When I didn't respond, he said, “I'd like to ask you not to.”

“Look, Michael, regardless of what you do or don't believe, don't you want your wife to find some kind of closure about her sister's murder?”

He placed his fingers flat on the surface of the table, and I noticed how his cuticles were ragged and torn as if he chewed on them regularly. He laughed, but it wasn't a humorous tone. “Of course I want my wife to have peace of mind. And Lindsey, too—Adrienne's middle name was Lindsey, did she tell you? Veronica has got Lindsey all hyped up about finding Adrienne's killer, and there's nothing else those two think about anymore. It's not healthy.”

“But that's what I'm saying. There's new evidence that might lead to the killer. There
is
hope that the peace they need can be found.”

He shook his head. “No! The new evidence means
nothing
. Even Detective Riley agrees with that. Building up their hopes by saying you can use some mumbo jumbo to solve Adrienne's murder is cruel. And I want you to stop.” He leaned forward, lowering his voice. “I'm not asking you. I'm telling you.”

I stood, feeling more angry than threatened. “I'm sorry you feel that way. But as I mentioned before, your wife is working with my mother. . . .”

He slid back his chair so quickly it almost toppled backward. He
wagged his index finger at me. “I've read about you and your ‘adventures' finding dead bodies. I've even spoken to that reporter, Suzy Dorf. We had a nice conversation about you, as a matter of fact. And how it's so convenient that dead bodies are always turning up around you. It's easy to pass off as ‘psychic powers,' isn't it? Sounds so much better than insider information.”

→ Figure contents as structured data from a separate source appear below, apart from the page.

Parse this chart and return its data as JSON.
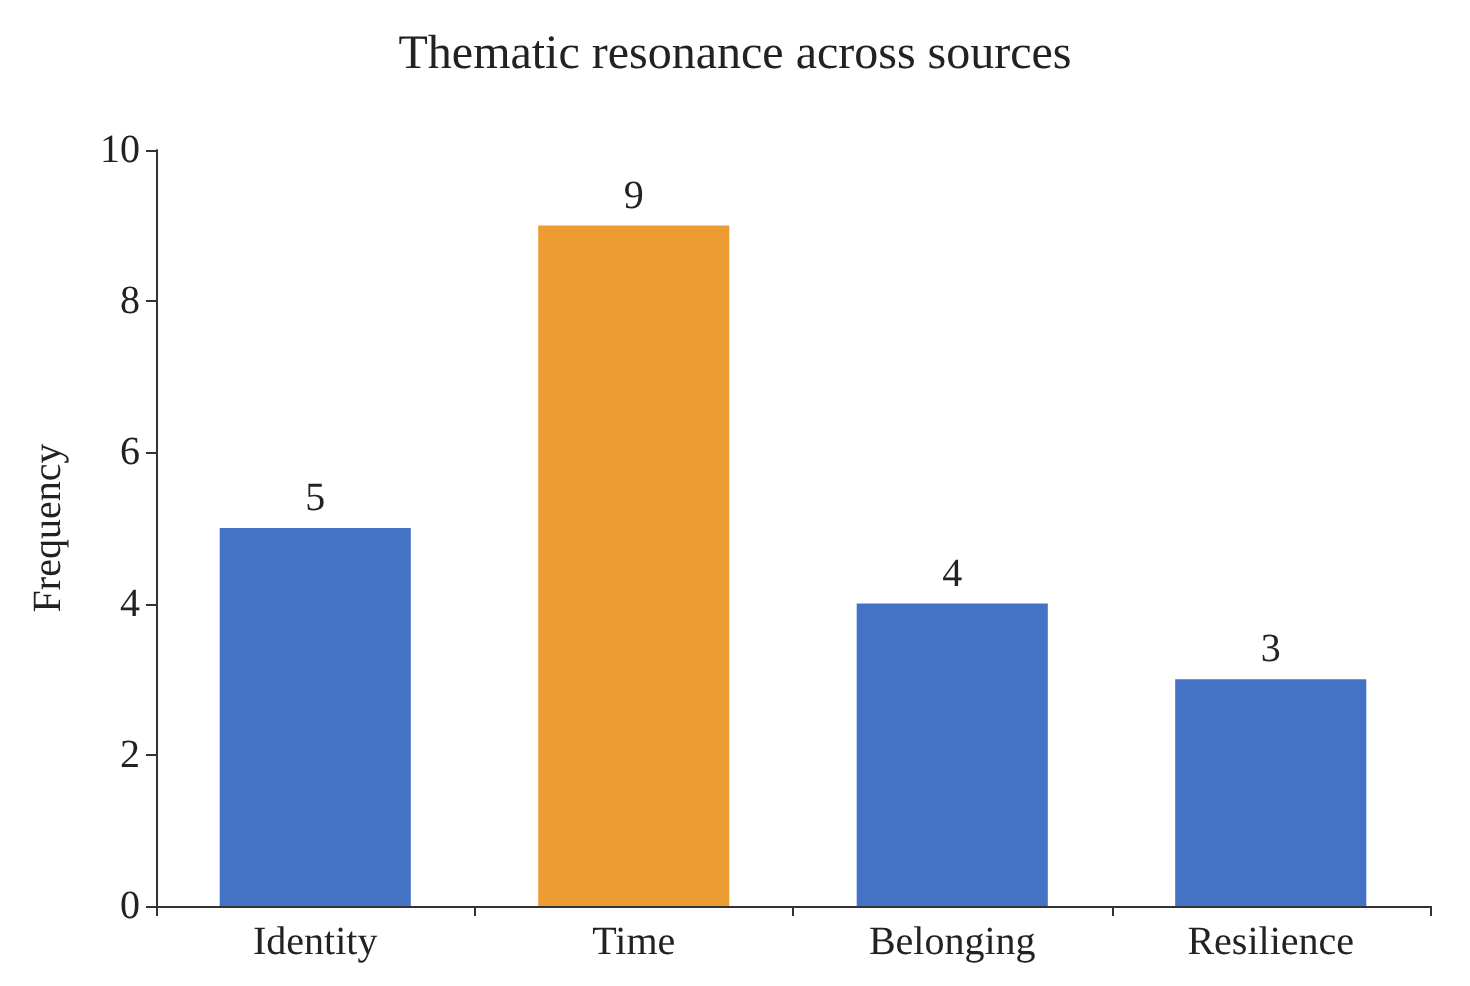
{
  "chart_data": {
    "type": "bar",
    "title": "Thematic resonance across sources",
    "ylabel": "Frequency",
    "categories": [
      "Identity",
      "Time",
      "Belonging",
      "Resilience"
    ],
    "values": [
      5,
      9,
      4,
      3
    ],
    "colors": [
      "#4472c4",
      "#ed9b33",
      "#4472c4",
      "#4472c4"
    ],
    "ylim": [
      0,
      10
    ],
    "yticks": [
      0,
      2,
      4,
      6,
      8,
      10
    ],
    "grid": false,
    "data_labels": true
  }
}
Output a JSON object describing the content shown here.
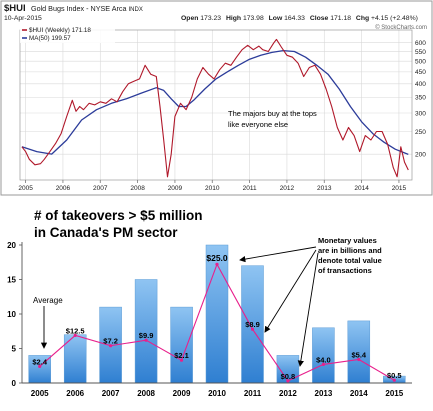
{
  "colors": {
    "hui_line": "#b0182a",
    "ma_line": "#2c3c9a",
    "grid": "#d9d9d9",
    "bar_top": "#8fc4f2",
    "bar_bottom": "#2f7fd1",
    "bar_edge": "#5b9bd5",
    "avg_line": "#e8208c",
    "title_text": "#000000",
    "symbol_text": "#1a1a1a"
  },
  "chart_data": [
    {
      "type": "line",
      "symbol": "$HUI",
      "title": "Gold Bugs Index - NYSE Arca",
      "title_suffix": "INDX",
      "date": "10-Apr-2015",
      "ohlc": {
        "open_label": "Open",
        "open": "173.23",
        "high_label": "High",
        "high": "173.98",
        "low_label": "Low",
        "low": "164.33",
        "close_label": "Close",
        "close": "171.18",
        "chg_label": "Chg",
        "chg": "+4.15 (+2.48%)"
      },
      "watermark": "© StockCharts.com",
      "annotation": [
        "The majors buy at the tops",
        "like everyone else"
      ],
      "legend": [
        {
          "label": "$HUI (Weekly) 171.18",
          "color": "#b0182a"
        },
        {
          "label": "MA(50) 199.57",
          "color": "#2c3c9a"
        }
      ],
      "x_ticks": [
        "2005",
        "2006",
        "2007",
        "2008",
        "2009",
        "2010",
        "2011",
        "2012",
        "2013",
        "2014",
        "2015"
      ],
      "xlim": [
        2004.85,
        2015.35
      ],
      "y_scale": "log",
      "ylim": [
        155,
        680
      ],
      "y_ticks": [
        200,
        250,
        300,
        350,
        400,
        450,
        500,
        550,
        600
      ],
      "y_tick_labels": [
        "200",
        "250",
        "300",
        "350",
        "400",
        "450",
        "500",
        "550",
        "600"
      ],
      "grid": true,
      "series": [
        {
          "name": "$HUI (Weekly)",
          "x": [
            2004.9,
            2005.0,
            2005.1,
            2005.25,
            2005.4,
            2005.5,
            2005.65,
            2005.8,
            2005.95,
            2006.1,
            2006.25,
            2006.35,
            2006.45,
            2006.55,
            2006.7,
            2006.85,
            2007.0,
            2007.15,
            2007.3,
            2007.45,
            2007.6,
            2007.75,
            2007.9,
            2008.05,
            2008.2,
            2008.35,
            2008.5,
            2008.6,
            2008.7,
            2008.8,
            2008.9,
            2009.0,
            2009.15,
            2009.3,
            2009.45,
            2009.6,
            2009.75,
            2009.9,
            2010.05,
            2010.2,
            2010.35,
            2010.5,
            2010.65,
            2010.8,
            2010.95,
            2011.1,
            2011.25,
            2011.35,
            2011.5,
            2011.65,
            2011.72,
            2011.85,
            2012.0,
            2012.15,
            2012.3,
            2012.45,
            2012.6,
            2012.75,
            2012.9,
            2013.05,
            2013.2,
            2013.35,
            2013.5,
            2013.65,
            2013.8,
            2013.95,
            2014.1,
            2014.25,
            2014.4,
            2014.55,
            2014.7,
            2014.85,
            2014.95,
            2015.05,
            2015.15,
            2015.25
          ],
          "values": [
            215,
            205,
            190,
            180,
            182,
            190,
            205,
            222,
            245,
            290,
            340,
            305,
            320,
            310,
            330,
            325,
            335,
            330,
            345,
            335,
            370,
            400,
            410,
            420,
            480,
            440,
            430,
            320,
            230,
            160,
            200,
            290,
            330,
            310,
            350,
            420,
            470,
            440,
            420,
            460,
            490,
            480,
            520,
            560,
            585,
            560,
            580,
            560,
            550,
            600,
            620,
            575,
            530,
            520,
            490,
            430,
            470,
            480,
            440,
            380,
            320,
            260,
            230,
            260,
            240,
            205,
            240,
            230,
            250,
            250,
            220,
            175,
            160,
            215,
            185,
            171
          ]
        },
        {
          "name": "MA(50)",
          "x": [
            2004.9,
            2005.3,
            2005.7,
            2006.1,
            2006.5,
            2006.9,
            2007.3,
            2007.7,
            2008.1,
            2008.5,
            2008.7,
            2008.9,
            2009.1,
            2009.3,
            2009.5,
            2009.8,
            2010.1,
            2010.4,
            2010.7,
            2011.0,
            2011.3,
            2011.6,
            2011.9,
            2012.2,
            2012.5,
            2012.8,
            2013.1,
            2013.4,
            2013.7,
            2014.0,
            2014.3,
            2014.6,
            2014.9,
            2015.25
          ],
          "values": [
            215,
            205,
            200,
            230,
            280,
            310,
            330,
            345,
            365,
            385,
            375,
            345,
            320,
            320,
            340,
            380,
            420,
            450,
            480,
            510,
            530,
            545,
            555,
            550,
            520,
            480,
            440,
            380,
            320,
            275,
            245,
            225,
            210,
            199.57
          ]
        }
      ]
    },
    {
      "type": "bar",
      "title_lines": [
        "# of takeovers > $5 million",
        "in Canada's PM sector"
      ],
      "categories": [
        "2005",
        "2006",
        "2007",
        "2008",
        "2009",
        "2010",
        "2011",
        "2012",
        "2013",
        "2014",
        "2015"
      ],
      "values": [
        4,
        7,
        11,
        15,
        11,
        20,
        17,
        4,
        8,
        9,
        1
      ],
      "value_labels": [
        "$2.4",
        "$12.5",
        "$7.2",
        "$9.9",
        "$2.1",
        "$25.0",
        "$8.9",
        "$0.8",
        "$4.0",
        "$5.4",
        "$0.5"
      ],
      "line_series": {
        "name": "Average",
        "values": [
          2.4,
          6.9,
          5.4,
          6.2,
          3.3,
          17.2,
          7.8,
          0.3,
          2.7,
          3.4,
          0.4
        ]
      },
      "ylim": [
        0,
        20
      ],
      "y_ticks": [
        0,
        5,
        10,
        15,
        20
      ],
      "y_tick_labels": [
        "0",
        "5",
        "10",
        "15",
        "20"
      ],
      "grid": false,
      "average_label": "Average",
      "callout": [
        "Monetary values",
        "are in billions and",
        "denote total value",
        "of transactions"
      ]
    }
  ]
}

We heard Jack outside the door, and Michael's demeanor immediately softened. “I'm sorry. It's just my whole household is in such turmoil because of all this. And I just want it to . . . go away.”

The door opened and Jack poked his head in. “There you are—we were wondering where you'd gone to. Lindsey's ready to go. They both look dead on their feet.” He opened the door wide to allow us to pass through.

Michael smiled amenably. “I was parched, and your lovely wife invited me to have a glass of tea.”

We found the girls in the foyer, still in their rumpled school uniforms, looking exhausted. I put my arm around Nola's shoulders and she leaned into me. “Want to know about Manifest Destiny and the acquisition of Texas?”

“Sounds fascinating, but not tonight. I think you both need to get to bed. And, Nola, please pick up your room first—Mrs. Houlihan said she'd like to be able to fit a vacuum in there tomorrow.”

Nola pushed away from me. “But I'm so tired!” she said, her shoulders and body slumping as if she'd been excavating rocks and moving them uphill all day.

“You should have thought about that when you were dropping your dirty socks on the floor instead of in your laundry basket,” Jack said, and I looked at him appreciatively.

We said our good-byes and watched as Nola slowly climbed the stairs, her feet dragging exaggeratedly. “Time to milk the cows, plow the back forty, feed the chickens . . .”

I hid my smile. “I'm just asking you to pick up your room, Nola.”

“. . . stack hay in the barn, fix the tractor . . .” she continued until we heard her door shut upstairs.